Oman, the largest non-OPEC producer of oil in the Middle East, is planning to establish footholds in Africa and the United States of America for trading fuel and crude
Oman Trading International Limited plans to buy, lease or build fuel storage tanks in East Africa to boost sales on the continent. The company intends to invest up to US$50mn in facilities to store fuel in Mozambique or Tanzania to help supply markets in Africa’s landlocked interior, said CEO Talal Al Awfi without specifying the target markets. The planned storage facility will have a capacity of up to 100mn cu/m of refined products, and a deal for the facility is expected to be completed before the end of this year.
Opening an office in the USA is being planned for the first half of 2016 and it will enable the trading company to deal in refined products and Latin American crude. The increased local production in the USA has pushed out exports from countries like Colombia and Venezuela, and much of that crude from Latin America is now flowing to Asia, where Middle Eastern crudes were traditionally dominant, explained Al Awfi.
Oman sells most of its oil to China, a market where Middle Eastern crude producers are facing increasing competition from suppliers from outside the region.
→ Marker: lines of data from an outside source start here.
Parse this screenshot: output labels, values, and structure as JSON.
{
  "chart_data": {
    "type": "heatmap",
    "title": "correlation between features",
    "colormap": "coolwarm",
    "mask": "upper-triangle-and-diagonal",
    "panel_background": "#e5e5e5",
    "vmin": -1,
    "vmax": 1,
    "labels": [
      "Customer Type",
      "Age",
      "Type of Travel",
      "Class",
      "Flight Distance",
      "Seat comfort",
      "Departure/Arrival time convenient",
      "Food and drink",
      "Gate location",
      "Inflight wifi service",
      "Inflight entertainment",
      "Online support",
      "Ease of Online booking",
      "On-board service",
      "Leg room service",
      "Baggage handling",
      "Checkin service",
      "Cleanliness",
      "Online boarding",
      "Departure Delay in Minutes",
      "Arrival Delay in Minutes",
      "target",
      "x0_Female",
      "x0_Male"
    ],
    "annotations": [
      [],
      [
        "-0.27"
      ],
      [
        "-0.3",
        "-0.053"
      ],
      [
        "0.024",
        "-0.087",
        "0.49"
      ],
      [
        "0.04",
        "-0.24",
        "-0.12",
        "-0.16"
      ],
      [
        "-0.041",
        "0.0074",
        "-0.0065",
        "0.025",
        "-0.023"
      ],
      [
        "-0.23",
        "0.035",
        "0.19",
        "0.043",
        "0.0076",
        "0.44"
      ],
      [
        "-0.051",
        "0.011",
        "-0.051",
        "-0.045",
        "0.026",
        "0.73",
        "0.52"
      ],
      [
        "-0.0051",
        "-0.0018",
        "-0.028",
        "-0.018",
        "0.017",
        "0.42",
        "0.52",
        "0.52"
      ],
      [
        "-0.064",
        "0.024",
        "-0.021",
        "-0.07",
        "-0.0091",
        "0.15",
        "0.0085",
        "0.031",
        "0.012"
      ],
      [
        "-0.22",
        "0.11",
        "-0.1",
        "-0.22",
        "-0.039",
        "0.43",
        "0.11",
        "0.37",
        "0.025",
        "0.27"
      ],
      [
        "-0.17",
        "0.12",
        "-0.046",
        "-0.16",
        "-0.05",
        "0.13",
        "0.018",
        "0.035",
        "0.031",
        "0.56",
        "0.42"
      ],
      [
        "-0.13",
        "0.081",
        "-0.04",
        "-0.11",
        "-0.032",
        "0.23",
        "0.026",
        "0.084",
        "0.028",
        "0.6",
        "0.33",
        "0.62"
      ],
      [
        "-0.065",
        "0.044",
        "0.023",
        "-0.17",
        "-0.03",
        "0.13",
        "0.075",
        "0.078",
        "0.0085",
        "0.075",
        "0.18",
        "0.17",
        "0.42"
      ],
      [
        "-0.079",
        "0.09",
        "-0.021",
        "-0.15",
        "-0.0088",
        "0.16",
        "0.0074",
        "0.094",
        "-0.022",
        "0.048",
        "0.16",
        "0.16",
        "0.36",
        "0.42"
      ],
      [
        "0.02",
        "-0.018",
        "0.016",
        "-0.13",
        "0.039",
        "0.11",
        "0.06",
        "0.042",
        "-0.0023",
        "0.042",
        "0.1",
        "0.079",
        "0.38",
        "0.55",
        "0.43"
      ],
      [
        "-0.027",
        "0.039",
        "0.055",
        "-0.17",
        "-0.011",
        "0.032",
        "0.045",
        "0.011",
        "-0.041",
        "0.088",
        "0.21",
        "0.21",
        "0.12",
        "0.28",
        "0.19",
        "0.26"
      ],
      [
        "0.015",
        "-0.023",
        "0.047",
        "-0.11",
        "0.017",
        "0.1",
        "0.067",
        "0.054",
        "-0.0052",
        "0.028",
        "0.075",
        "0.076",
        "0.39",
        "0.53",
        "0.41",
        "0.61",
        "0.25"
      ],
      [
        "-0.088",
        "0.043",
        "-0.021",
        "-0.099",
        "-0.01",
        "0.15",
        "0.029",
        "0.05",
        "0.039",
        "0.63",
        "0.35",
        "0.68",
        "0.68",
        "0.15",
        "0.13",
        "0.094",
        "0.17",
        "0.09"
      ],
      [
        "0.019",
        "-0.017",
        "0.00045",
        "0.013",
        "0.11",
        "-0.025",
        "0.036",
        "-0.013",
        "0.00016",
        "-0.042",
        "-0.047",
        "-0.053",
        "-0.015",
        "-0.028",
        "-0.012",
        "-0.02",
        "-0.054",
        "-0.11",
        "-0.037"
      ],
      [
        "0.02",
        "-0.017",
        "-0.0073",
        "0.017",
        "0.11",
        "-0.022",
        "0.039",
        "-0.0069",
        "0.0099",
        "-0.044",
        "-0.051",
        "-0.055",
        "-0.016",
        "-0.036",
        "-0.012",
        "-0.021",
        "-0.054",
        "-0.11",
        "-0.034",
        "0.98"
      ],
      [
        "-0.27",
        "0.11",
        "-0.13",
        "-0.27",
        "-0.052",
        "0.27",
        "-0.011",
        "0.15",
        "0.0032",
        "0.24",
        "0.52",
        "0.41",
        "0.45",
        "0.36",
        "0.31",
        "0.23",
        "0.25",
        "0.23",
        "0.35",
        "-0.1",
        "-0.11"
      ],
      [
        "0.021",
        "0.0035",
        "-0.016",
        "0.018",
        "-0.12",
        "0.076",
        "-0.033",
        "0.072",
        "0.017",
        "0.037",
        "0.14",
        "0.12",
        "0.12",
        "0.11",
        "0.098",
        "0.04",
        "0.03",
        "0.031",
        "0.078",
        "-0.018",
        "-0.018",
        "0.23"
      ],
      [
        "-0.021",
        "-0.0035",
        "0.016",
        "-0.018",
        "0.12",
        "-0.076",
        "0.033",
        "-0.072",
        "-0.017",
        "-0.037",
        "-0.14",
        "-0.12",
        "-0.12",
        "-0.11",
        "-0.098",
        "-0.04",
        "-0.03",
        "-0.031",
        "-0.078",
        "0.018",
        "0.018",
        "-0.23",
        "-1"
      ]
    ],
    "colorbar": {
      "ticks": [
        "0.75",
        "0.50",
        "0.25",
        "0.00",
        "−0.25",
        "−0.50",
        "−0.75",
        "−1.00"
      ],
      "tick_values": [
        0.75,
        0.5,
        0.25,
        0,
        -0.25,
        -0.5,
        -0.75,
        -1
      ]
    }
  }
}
According to data from the Beijing-based General Administration of Customs, Russia surpassed Saudi Arabia to become China’s top supplier in May. Infrastructure investments in Africa and a physical presence in the USA are vital for Oman Trading to extend its reach beyond traditional markets in Asia, Al Awfi said.
The government of Oman owns 70 per cent of Oman Trading and plans to buy the other 30 per cent stake in the company held by Vitol Group. According to Al Awfi, the government of Oman had intended to take full control of Oman Trading ever since founding the business in 2006.